The darkness is pierced by a chuckle. “I don’t know. Remembering the good times, I suppose.”
“Ahh, the good times? So many to choose from. Do you have anything particular in mind?”
“Yeah,” she says, “I do … but since you’re the one dying, why don’t you go first?”
“OK,” I say, “how about your thighs locked around mine. Like that time on the beach …”
“Jean!” she says, a hand lightly hitting my chest. “It’s always about sex with you. I was thinking of something a little more … sweet.”
“Like what?” It is strange how this feels so much like the old times and—dream or not—I can’t think of a better way to clock out than this. “OK, you go first.”

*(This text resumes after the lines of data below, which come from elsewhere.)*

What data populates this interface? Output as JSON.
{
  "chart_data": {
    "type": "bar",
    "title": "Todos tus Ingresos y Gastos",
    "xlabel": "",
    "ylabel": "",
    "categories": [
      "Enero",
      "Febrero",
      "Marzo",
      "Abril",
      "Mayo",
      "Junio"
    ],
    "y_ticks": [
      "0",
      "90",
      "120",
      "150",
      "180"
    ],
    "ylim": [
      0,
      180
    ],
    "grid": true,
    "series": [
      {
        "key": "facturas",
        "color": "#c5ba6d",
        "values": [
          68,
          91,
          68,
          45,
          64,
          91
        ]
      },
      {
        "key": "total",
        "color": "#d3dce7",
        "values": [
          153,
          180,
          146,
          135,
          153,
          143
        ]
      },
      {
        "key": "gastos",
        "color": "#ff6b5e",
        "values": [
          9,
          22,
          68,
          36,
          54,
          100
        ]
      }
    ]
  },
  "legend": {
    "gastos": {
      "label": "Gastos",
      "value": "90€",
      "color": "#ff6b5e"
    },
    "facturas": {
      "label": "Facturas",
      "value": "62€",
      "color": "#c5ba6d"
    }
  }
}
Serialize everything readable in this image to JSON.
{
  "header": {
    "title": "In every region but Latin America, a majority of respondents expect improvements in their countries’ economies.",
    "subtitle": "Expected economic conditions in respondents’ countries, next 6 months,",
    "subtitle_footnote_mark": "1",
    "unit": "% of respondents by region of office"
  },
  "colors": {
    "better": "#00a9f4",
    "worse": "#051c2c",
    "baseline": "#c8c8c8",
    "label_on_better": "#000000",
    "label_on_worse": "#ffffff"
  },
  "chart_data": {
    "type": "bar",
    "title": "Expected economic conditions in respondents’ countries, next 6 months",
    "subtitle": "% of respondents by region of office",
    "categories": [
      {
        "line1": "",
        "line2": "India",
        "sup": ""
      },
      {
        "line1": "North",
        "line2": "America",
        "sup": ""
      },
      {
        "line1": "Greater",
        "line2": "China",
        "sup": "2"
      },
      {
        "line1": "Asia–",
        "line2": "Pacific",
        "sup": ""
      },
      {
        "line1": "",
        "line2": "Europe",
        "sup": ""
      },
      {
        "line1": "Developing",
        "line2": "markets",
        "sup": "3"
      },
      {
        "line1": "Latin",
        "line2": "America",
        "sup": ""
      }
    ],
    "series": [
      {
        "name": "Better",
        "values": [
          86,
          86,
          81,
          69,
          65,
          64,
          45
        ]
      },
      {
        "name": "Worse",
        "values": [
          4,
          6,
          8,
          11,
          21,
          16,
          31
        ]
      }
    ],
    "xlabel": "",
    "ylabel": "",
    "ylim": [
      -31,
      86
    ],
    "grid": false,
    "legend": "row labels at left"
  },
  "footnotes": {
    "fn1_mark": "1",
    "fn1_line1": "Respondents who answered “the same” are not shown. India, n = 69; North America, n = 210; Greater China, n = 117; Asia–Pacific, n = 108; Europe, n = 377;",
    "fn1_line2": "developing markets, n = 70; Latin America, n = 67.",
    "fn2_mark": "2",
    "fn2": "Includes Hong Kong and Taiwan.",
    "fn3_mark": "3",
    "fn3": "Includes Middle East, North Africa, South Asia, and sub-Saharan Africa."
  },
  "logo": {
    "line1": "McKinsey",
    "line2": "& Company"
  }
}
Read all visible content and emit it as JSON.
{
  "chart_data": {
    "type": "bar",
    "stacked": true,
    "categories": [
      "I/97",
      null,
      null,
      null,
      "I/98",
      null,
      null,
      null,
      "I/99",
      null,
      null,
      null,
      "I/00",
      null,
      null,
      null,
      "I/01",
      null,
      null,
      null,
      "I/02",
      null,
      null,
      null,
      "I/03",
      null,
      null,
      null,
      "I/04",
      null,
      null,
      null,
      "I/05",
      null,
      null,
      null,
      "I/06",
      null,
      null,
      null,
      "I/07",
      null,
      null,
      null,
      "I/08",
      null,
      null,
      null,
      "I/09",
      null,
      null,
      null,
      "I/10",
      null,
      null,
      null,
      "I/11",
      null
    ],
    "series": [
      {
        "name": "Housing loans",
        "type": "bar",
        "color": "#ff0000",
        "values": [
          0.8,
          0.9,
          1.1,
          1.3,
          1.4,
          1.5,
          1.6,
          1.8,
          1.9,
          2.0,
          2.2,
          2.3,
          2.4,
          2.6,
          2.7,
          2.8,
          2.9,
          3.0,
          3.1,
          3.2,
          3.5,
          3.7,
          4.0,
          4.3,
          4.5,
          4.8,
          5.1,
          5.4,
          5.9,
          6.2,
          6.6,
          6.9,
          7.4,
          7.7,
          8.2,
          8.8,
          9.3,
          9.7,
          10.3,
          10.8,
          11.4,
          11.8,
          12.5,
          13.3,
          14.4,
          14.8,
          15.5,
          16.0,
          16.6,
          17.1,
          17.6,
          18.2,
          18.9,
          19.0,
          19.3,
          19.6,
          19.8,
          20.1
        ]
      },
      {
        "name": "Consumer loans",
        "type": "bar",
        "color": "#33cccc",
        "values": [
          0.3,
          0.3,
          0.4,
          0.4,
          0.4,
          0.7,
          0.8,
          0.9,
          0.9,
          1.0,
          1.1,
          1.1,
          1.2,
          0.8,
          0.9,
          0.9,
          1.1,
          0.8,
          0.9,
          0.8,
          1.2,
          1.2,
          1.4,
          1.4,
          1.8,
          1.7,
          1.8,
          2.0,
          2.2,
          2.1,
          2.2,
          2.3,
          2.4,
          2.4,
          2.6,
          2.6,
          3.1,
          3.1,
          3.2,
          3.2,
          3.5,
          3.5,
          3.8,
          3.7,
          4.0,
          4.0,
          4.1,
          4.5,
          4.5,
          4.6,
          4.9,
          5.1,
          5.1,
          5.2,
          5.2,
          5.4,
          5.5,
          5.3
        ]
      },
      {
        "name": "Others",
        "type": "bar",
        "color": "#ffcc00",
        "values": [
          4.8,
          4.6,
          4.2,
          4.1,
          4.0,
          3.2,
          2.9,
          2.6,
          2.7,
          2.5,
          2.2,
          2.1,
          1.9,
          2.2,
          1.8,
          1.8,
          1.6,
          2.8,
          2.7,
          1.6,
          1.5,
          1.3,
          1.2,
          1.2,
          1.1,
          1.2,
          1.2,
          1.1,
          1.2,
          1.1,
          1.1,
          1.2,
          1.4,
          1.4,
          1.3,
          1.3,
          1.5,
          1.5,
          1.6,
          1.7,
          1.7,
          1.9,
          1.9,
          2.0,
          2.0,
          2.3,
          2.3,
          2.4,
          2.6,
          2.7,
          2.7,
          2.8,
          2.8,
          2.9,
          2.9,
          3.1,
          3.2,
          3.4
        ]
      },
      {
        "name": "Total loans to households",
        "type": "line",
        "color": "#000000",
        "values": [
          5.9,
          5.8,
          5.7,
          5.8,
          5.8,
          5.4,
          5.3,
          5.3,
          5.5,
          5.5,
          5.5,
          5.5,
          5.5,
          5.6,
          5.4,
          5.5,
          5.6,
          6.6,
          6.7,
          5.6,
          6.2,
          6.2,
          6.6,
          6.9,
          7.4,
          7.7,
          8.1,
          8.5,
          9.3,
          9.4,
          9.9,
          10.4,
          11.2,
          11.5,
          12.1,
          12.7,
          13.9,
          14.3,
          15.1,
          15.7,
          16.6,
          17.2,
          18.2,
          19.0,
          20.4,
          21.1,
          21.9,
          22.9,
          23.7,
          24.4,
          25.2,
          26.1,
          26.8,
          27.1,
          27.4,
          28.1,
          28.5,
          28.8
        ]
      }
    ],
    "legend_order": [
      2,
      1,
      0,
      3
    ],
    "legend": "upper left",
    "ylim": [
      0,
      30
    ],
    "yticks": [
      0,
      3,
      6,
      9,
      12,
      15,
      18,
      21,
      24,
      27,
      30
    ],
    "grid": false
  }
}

“You’ll just think it’s silly.”
“Bella,” I say, “I’m dying because a creature with a Cheshire Cat smile has literally sucked the air out the room because he wants some plain-looking box an old man gave me. I don’t think there’s anything you could say or do at this point that I’d think was silly.” I am surprised at how calm I am. If I had known dying would be so easy, I would have tried it a long time ago.
“OK,” she says, “… watching TV.”
“I’m about to kick the bucket and the only memory you want to share with me is watching TV? I was expecting something like maybe the first time I told you that I loved you or when I proposed. Is there a particular show you have in mind? Because if it’s Sex and the City I’m outta here.”
“No, silly,” she laughs. “Those were grand moments that punctuated our lives. The special moments. But they’re not what I miss the most. I miss being with you, lying on a couch and doing nothing. I miss being bored next to you. I miss hearing you breathe and feeling the warmth of your body. I miss watching TV.”
“Oh,” I say, noticing a light off in the distance. It looks like the evening’s first star, a pinprick in the blanket of night. I ignore i
t. “I miss that, too.”
“Look,” she says, pointing at the dot of light, “it looks like this isn’t the end, after all.”
“Are you sure it’s not the light at the end of the tunnel?” I say as the dot grows larger. It gets closer and closer until I am, quite literally, hit by light.
↔
Light getting shot into your brain makes gulping a cold Slurpee feel like a reasonable thing to do.
I barely opened my eyes to see Marty hissing about an inch away from my nose. Then I focused on the rest of her. Medusa was sitting at my side, a hand over my head. Judging by how warm my skull was, she burned a bit of time to save me.
“How long?” I asked, the words catching in my throat.
“You were out for an hour,” she said.
“No, not that. How long did you burn to wake me up?”
Medusa turned away, not answering. I guess it’d gotten around how much I don’t like time spent on me.
“How long?” I repeated, immediately regretting the harshness of my tone.
“About a day,” she said, still not looking at me.
I grunted. Partly because I was still in pain, partly because my hotel was destroyed, but mostly because I hated time being wasted on me. Immortal creatures who no longer have forever should save their time for things that matter. Like living, not helping a stupid hotelier with his headache.
Medusa hunched away and from the glare Marty gave me I figured I hurt her feelings. Great job, Jean, she was just trying to help.
I started to formulate my apology, but couldn’t think of anything to say other than, “I’m sorry. I guess I’m a bit grumpy given everything that happened. Seriously. I’m really sorry. I shouldn’t have snapped at you like that.”